First, I ran my models using the skew_normal family with identity link function. When I now plot my observed outcome scores (y) and the predicted outcome scores (yrep), there is quite a nice fit for most of my outcomes. Would this mean, that the family and link I chose are appropriate?
And again, is it OK to use the skew_normal even if the variables have a scale between 0 and 4 or can you only use this if you also have negative values? I wanted to use the log_normal but that’s not possible because I have values that are 0.
First of, I think a good description should consist of more than of some summary statistics like range, skewness, etc… It is at least as important to describe how the data are generated. DO the rate result from a rating scale, measurement of physical attributes, response times, and so forth.
I assume your last sentence means that your outcome only can have values between 0 and 4. (i.e. 0, 1, 2, 3, 4; e.g. from a rating scale.)
In this case, one should rather use binomial, beta-binomial, or ordinal model, because these “families” take the integer nature of the data into account.
If your data is between 0 and 4, but any real number in this interval is possible, it could also make sense to use a truncated normal distribution.
But is is impossible to say what the appropriate family/model is, without knowing how the data were generated.
Hi Guido, thanks for your quick reply. I have five outcome variables that represent student ratings on a Likert-type scale. These variables are averages though, so that any value, not just integers, between 0 and 4 are possible. The fifth outcome variable is a standardised achievement score, so that one actually fits well to the normal distribution.
For the truncated normal distribution, do I then choose family = gaussian and define a lower and upper bound or do I have to do this in a different way?
However, the way you describe the data, a hierarchical ordinal model for the raw data (i.e. no averages) would be the better model. You can specify item specific intercepts in the hierarchical model, and model individual level random effects to take into account multiple measurements per person.
Thank you, I’ll try the truncation. The variables represent averages of multiple items that measure the same concept. Ideally, I would have used latent variable modelling for this but since that is not yet possible in brms (and I do have to use it for my model), forming composite scores seemed like the best option.
I think estimating an ordinal model in brms is basically latent variable modeling. Your predictors multiplied by the regression weights make up the latent ability for the individuals and by specifying the intercept appropriately, you define if cut-points are shared (only one intercept) or not (item specific intercepts) across items.
Sorry for my late reply.

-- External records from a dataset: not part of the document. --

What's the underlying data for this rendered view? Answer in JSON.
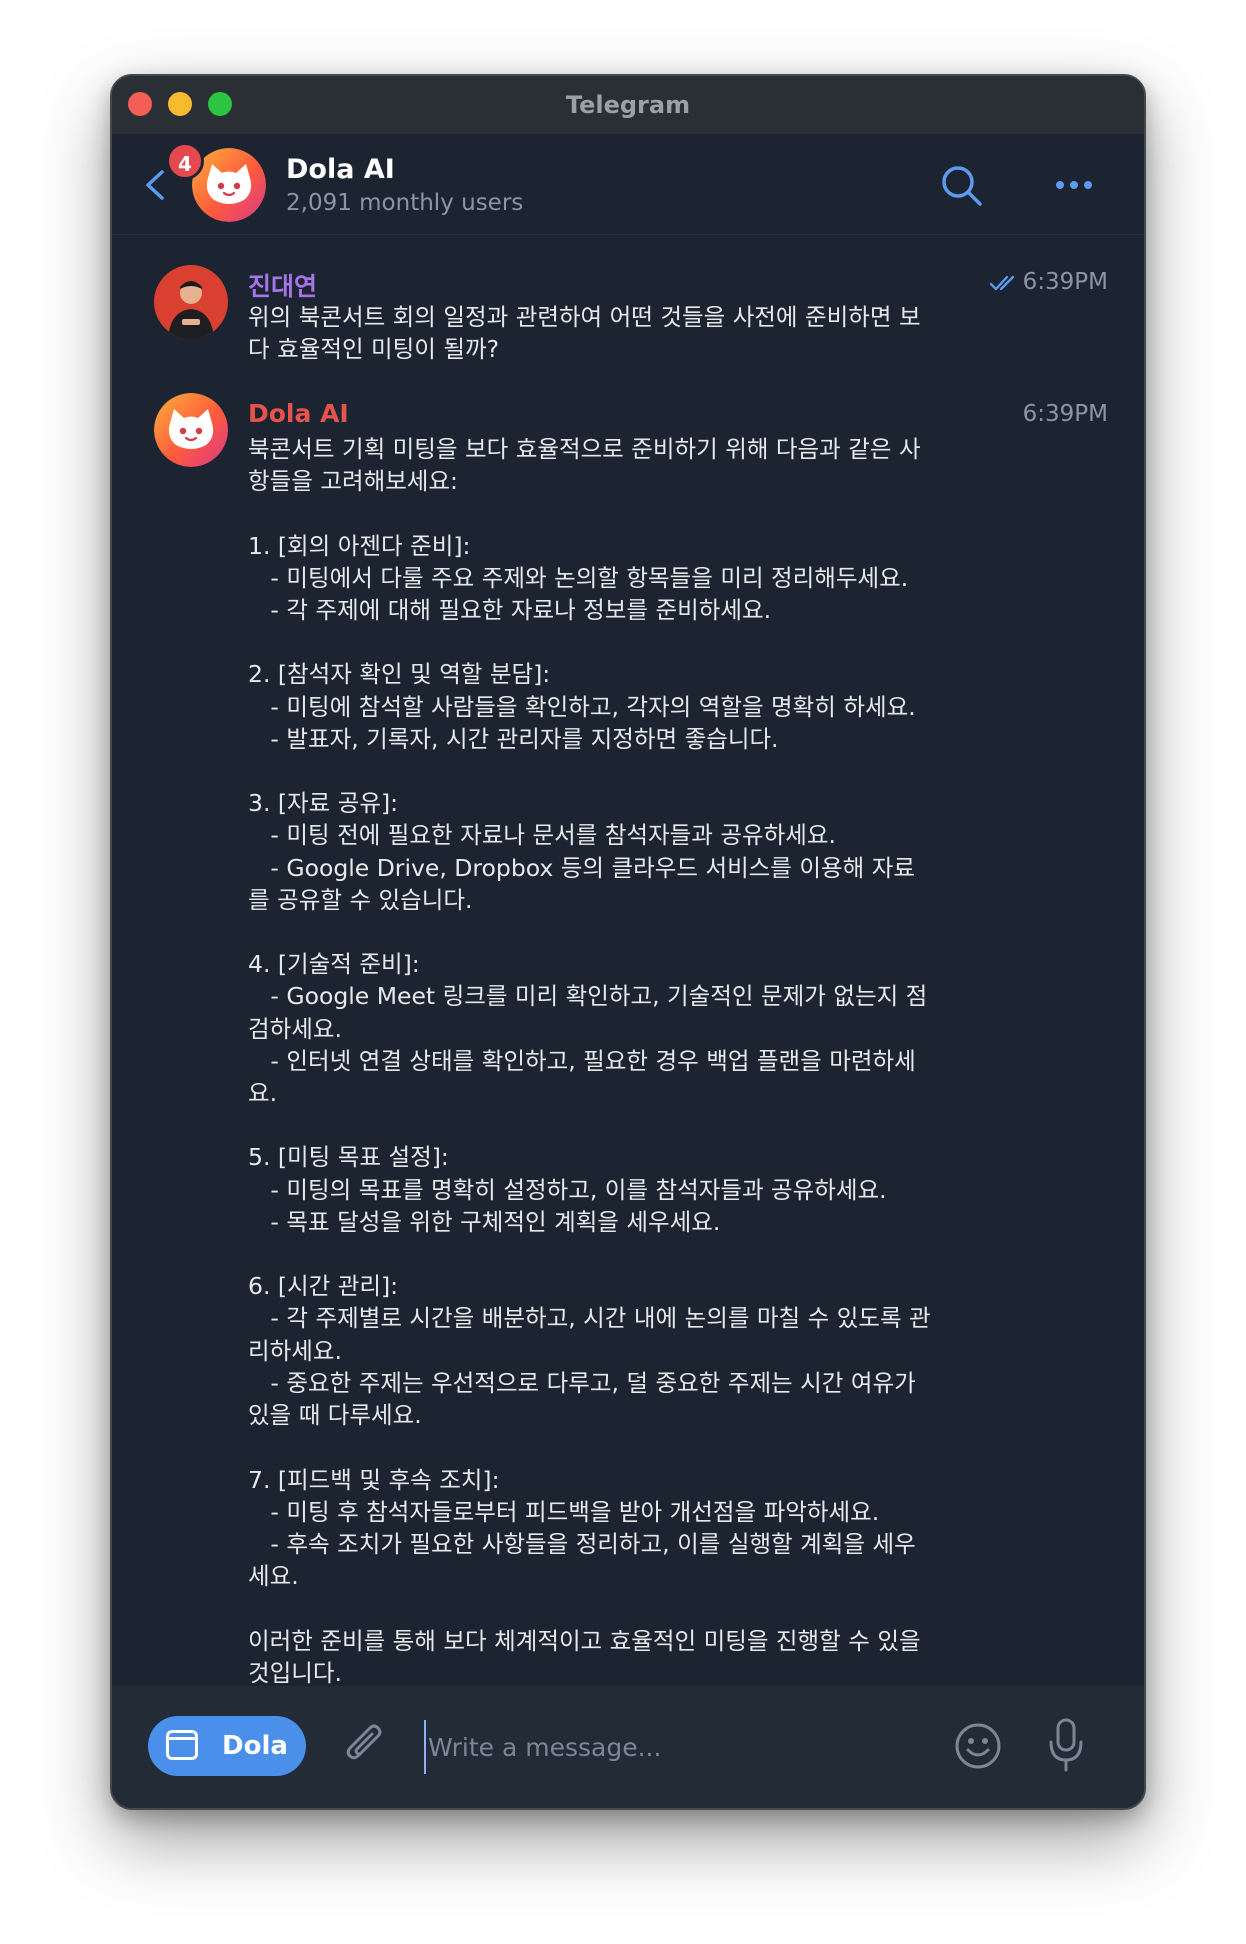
{
  "window": {
    "title": "Telegram"
  },
  "header": {
    "chat_name": "Dola AI",
    "subtitle": "2,091 monthly users",
    "unread_badge": "4",
    "icons": [
      "back-arrow-icon",
      "search-icon",
      "more-icon"
    ]
  },
  "messages": [
    {
      "sender": "진대연",
      "sender_color": "#a574e8",
      "time": "6:39PM",
      "read_status": "double-check-icon",
      "text": "위의 북콘서트 회의 일정과 관련하여 어떤 것들을 사전에 준비하면 보\n다 효율적인 미팅이 될까?"
    },
    {
      "sender": "Dola AI",
      "sender_color": "#e5534b",
      "time": "6:39PM",
      "text": "북콘서트 기획 미팅을 보다 효율적으로 준비하기 위해 다음과 같은 사\n항들을 고려해보세요:\n\n1. [회의 아젠다 준비]:\n   - 미팅에서 다룰 주요 주제와 논의할 항목들을 미리 정리해두세요.\n   - 각 주제에 대해 필요한 자료나 정보를 준비하세요.\n\n2. [참석자 확인 및 역할 분담]:\n   - 미팅에 참석할 사람들을 확인하고, 각자의 역할을 명확히 하세요.\n   - 발표자, 기록자, 시간 관리자를 지정하면 좋습니다.\n\n3. [자료 공유]:\n   - 미팅 전에 필요한 자료나 문서를 참석자들과 공유하세요.\n   - Google Drive, Dropbox 등의 클라우드 서비스를 이용해 자료\n를 공유할 수 있습니다.\n\n4. [기술적 준비]:\n   - Google Meet 링크를 미리 확인하고, 기술적인 문제가 없는지 점\n검하세요.\n   - 인터넷 연결 상태를 확인하고, 필요한 경우 백업 플랜을 마련하세\n요.\n\n5. [미팅 목표 설정]:\n   - 미팅의 목표를 명확히 설정하고, 이를 참석자들과 공유하세요.\n   - 목표 달성을 위한 구체적인 계획을 세우세요.\n\n6. [시간 관리]:\n   - 각 주제별로 시간을 배분하고, 시간 내에 논의를 마칠 수 있도록 관\n리하세요.\n   - 중요한 주제는 우선적으로 다루고, 덜 중요한 주제는 시간 여유가\n있을 때 다루세요.\n\n7. [피드백 및 후속 조치]:\n   - 미팅 후 참석자들로부터 피드백을 받아 개선점을 파악하세요.\n   - 후속 조치가 필요한 사항들을 정리하고, 이를 실행할 계획을 세우\n세요.\n\n이러한 준비를 통해 보다 체계적이고 효율적인 미팅을 진행할 수 있을\n것입니다."
    }
  ],
  "composer": {
    "bot_button_label": "Dola",
    "placeholder": "Write a message...",
    "icons": [
      "attach-icon",
      "emoji-icon",
      "microphone-icon"
    ]
  },
  "colors": {
    "window_bg": "#1c2431",
    "composer_bg": "#232b37",
    "accent": "#4a8fea",
    "badge": "#e5484d",
    "icon_blue": "#5b9bf0"
  }
}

You mean that I would give all predictors that are supposed to measure the same concept (i.e. all manifest variables making up one latent variable) could be given the same regression coefficient or only the same intercept? I definitely need to read more about this.
Going back to the truncated distribution for now, I have estimated a simple intercept only model, predicting one variable ones with the truncation option and ones without. The pp-checks are very similar and the same default priors were applied. However, the results are quite different.

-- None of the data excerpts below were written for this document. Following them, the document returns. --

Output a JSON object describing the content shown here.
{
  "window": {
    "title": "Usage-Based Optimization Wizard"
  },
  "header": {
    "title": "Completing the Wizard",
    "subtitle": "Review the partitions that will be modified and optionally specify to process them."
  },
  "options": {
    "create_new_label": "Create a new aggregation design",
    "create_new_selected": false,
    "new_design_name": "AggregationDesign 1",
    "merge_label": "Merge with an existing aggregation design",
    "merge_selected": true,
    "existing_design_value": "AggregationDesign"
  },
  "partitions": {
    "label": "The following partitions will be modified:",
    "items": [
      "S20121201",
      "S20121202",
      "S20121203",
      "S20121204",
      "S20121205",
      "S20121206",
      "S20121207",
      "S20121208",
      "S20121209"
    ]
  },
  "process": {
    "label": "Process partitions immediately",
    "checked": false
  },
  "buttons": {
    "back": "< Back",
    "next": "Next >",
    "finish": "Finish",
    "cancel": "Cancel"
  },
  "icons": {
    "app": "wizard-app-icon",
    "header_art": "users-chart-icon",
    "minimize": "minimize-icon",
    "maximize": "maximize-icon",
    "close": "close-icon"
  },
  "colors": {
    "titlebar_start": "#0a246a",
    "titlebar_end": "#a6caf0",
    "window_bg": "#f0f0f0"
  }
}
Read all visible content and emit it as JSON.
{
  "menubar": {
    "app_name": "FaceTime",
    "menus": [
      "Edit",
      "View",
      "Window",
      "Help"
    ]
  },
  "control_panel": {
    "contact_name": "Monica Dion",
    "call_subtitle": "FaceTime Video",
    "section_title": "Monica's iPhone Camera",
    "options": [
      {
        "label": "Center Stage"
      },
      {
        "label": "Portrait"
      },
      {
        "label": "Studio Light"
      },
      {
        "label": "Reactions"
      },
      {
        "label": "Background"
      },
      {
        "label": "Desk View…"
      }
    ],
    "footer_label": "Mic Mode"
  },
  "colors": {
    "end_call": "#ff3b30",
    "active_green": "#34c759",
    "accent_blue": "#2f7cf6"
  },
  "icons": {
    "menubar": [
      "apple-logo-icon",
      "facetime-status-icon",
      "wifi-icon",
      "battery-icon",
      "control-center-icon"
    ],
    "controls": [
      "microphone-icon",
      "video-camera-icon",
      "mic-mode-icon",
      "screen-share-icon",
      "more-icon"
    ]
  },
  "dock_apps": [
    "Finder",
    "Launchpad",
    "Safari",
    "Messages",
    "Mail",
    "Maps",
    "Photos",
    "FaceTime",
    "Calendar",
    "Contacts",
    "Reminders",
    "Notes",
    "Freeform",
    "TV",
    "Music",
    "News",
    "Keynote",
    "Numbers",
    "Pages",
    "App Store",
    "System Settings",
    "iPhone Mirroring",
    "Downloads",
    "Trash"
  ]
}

I also wonder why the effect sample size is so different. Plus, the truncated model shows a positive skew, which is very strange. Is this something that can be expected or is something weird going on?
About ordinal regression:
Yes, Items that measure the same latent variable should have the same regression weights. Regarding the intercepts, it depends. If all items (for one latent variable) have the same difficulty, it makes sense use the same intercept for all. if there is good reason to assume that all items do not have the same difficulty, item specific intercepts make sense.
I am not sure about the difference between the truncated and non truncated models. Intercepts should certainly be different. Regression weights should be similar, but don’t need to be close (I know this is not a very precise expression). Effective sample also can diverge.